Abelardo y Eloísa
Abelardo y Eloísa, símbolos del amor trágico e intenso.

Transitando por mi mediana madurez me fue concedido el don de despertar un enamoramiento tormentoso y apasionado en una adolescente; también fue un enamoramiento fugaz, como en ellas suelen ser tales arrebatos.

No era del todo una niña; rondaría los diecisiete, supongo, porque nunca se lo pregunté: temía despertar en ella la idea de contrastar su edad con la mía y de esa forma poner de relieve la diferencia, demasiado grande. Al cruzarse nuestras vidas como efecto de un seminario dictado por mí en su escuela, su aspecto era infantil, o mejor: su apariencia era la de una crisálida de cuyo interior se presentía a punto de brotar la mujer; dentro de un año, quizá menos, aparecerían en ella las formas ampulosas de la hembra humana, fenómeno a veces deplorable al transformar en masas exuberantes de ostentosa sexualidad las hasta ayer semejantes a hadas andróginas todas de gracia plenas. Entonces ella era un hada: frágil, saltarina, atrevida… y portadora de un aparato ortodóncico.

Dicen  de esas criaturas: hadas, duendes, elfos y demás seres pequeños del universo espiritual en torno a nosotros, tanto como las abejas lo son por las flores, se sienten atraídas por los creadores, en particular, por los poetas, por cuanto su esencia etérica se nutre de la energía dimanada de ellos en el acto de la creación. Algo verídico debe haber en ese decir; lo supongo a partir de haberme encontrado con frecuencia rodeado y acosado por esas criaturas. La muchacha, mi alumna, revoloteó en torno a mí insistentemente; en los momentos más inesperados aparecía con su andar ligero de libélula despistada; de súbito, simulaba advertir mi presencia, fijando en la mía su mirada y desplegando al unísono esa sonrisa ancha, sin vergüenza de exhibir los alambres ortodóncicos implantados en su dentadura. Despertó mi interés esa franqueza suya, esa como olímpica indiferencia ante la posibilidad de lucir fea, cuando la mayoría de las personas obligadas a llevar tales hierros suelen evitar ponerlos de manifiesto. De hecho, el exhibicionismo de los aludidos artificios parecía estar en función de una muy original forma de coquetería; más tarde, después de ocurrido todo, he tenido la impresión de que ella, llevada por la  intuición femenina, sabía de mi fascinación por cierta clase de cosas…

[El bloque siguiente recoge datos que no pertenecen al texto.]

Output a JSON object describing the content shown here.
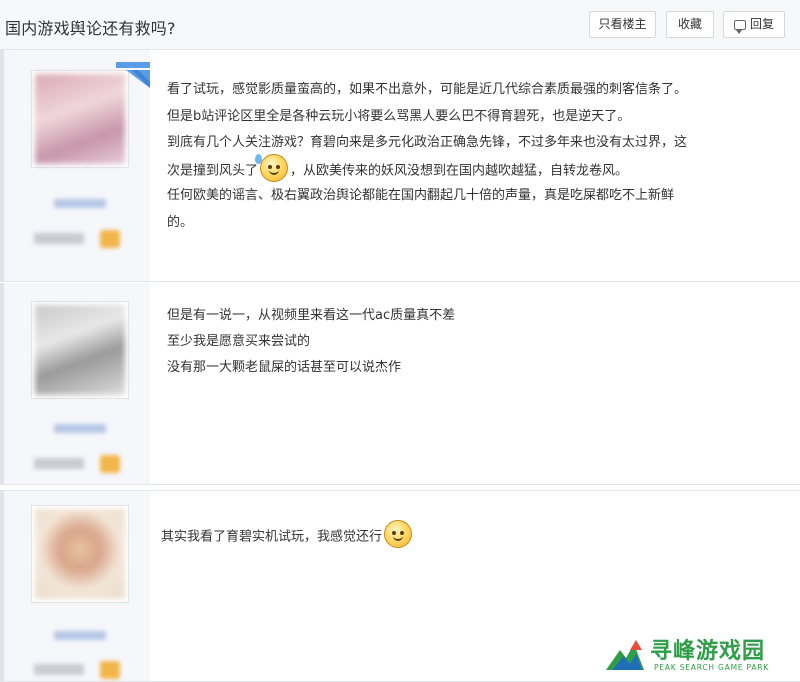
{
  "thread": {
    "title": "国内游戏舆论还有救吗?",
    "buttons": {
      "only_op": "只看楼主",
      "favorite": "收藏",
      "reply": "回复"
    }
  },
  "posts": [
    {
      "avatar_icon": "avatar-blurred",
      "lines": [
        "看了试玩，感觉影质量蛮高的，如果不出意外，可能是近几代综合素质最强的刺客信条了。",
        "但是b站评论区里全是各种云玩小将要么骂黑人要么巴不得育碧死，也是逆天了。",
        "到底有几个人关注游戏？育碧向来是多元化政治正确急先锋，不过多年来也没有太过界，这",
        [
          "次是撞到风头了",
          "，从欧美传来的妖风没想到在国内越吹越猛，自转龙卷风。"
        ],
        "任何欧美的谣言、极右翼政治舆论都能在国内翻起几十倍的声量，真是吃屎都吃不上新鲜",
        "的。"
      ],
      "emoji": "sweat-smile-emoji"
    },
    {
      "avatar_icon": "avatar-blurred",
      "lines": [
        "但是有一说一，从视频里来看这一代ac质量真不差",
        "至少我是愿意买来尝试的",
        "没有那一大颗老鼠屎的话甚至可以说杰作"
      ]
    },
    {
      "avatar_icon": "avatar-blurred",
      "lines": [
        "其实我看了育碧实机试玩，我感觉还行"
      ],
      "emoji": "smile-emoji"
    }
  ],
  "watermark": {
    "title": "寻峰游戏园",
    "subtitle": "PEAK SEARCH GAME PARK"
  },
  "colors": {
    "accent_blue": "#5b9ce6",
    "watermark_green": "#2e9e48"
  }
}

Fascinado, seducido, hechizado, envuelto en la sombra del sortilegio, estaba, por cierto; pero, por razones del todo obvias, manifesté indiferencia; porque los riesgos son inconmensurables cuando la  recompensa es inefable. Mi actitud reservada vino a ser evidente. No obstante,  la estimuló en lugar de desalentarla; seguramente ya me tenía marcado; por alguna razón ignorada yo había excitado en ella el anhelo de hacerme su presa, y como cazadora de buena raza no iba a permitir que impidiera su propósito el intento de evasión significado en mi disposición a evitarla; por otra parte, además, mi simulación resultaba demasiado frágil y no ocultaba del todo mis ganas de caer en sus fauces.

Cierta tarde de un largo rato de lluvia apareció por ahí, como siempre, al desgaire. El influjo ejercido por la fascinación sentida por esa muchacha, en mi espíritu hizo transgredir una sabia norma rectora de las relaciones de un maestro con sus discípulas: No desearás a tu alumna adolescente. En sentido estricto, la norma desde hacía tiempo estaba violentada: mi anhelo por ella nació al primer encuentro, cuando por primera vez sonrío abiertamente ante mí y exhibió su artilugio dentario; realmente, lo transgredido en esa ocasión fue uno de los corolarios de la norma: Y si la deseas, exímete de aproximarte a ella. Pero, ¿cómo evitarlo, si es un impulso originado en las más esenciales bases biológicas del ser?; impulso potenciado, además, por la fantasía, los anhelos reprimidos de pronto desencadenados, por la necesidad de comprobar tu poder de seducción siendo ya un varón encarado a la declinación y por el ego regocijado en el hecho de saberte capaz de hacerlo, no obstante la distancia en lo concerniente a edades.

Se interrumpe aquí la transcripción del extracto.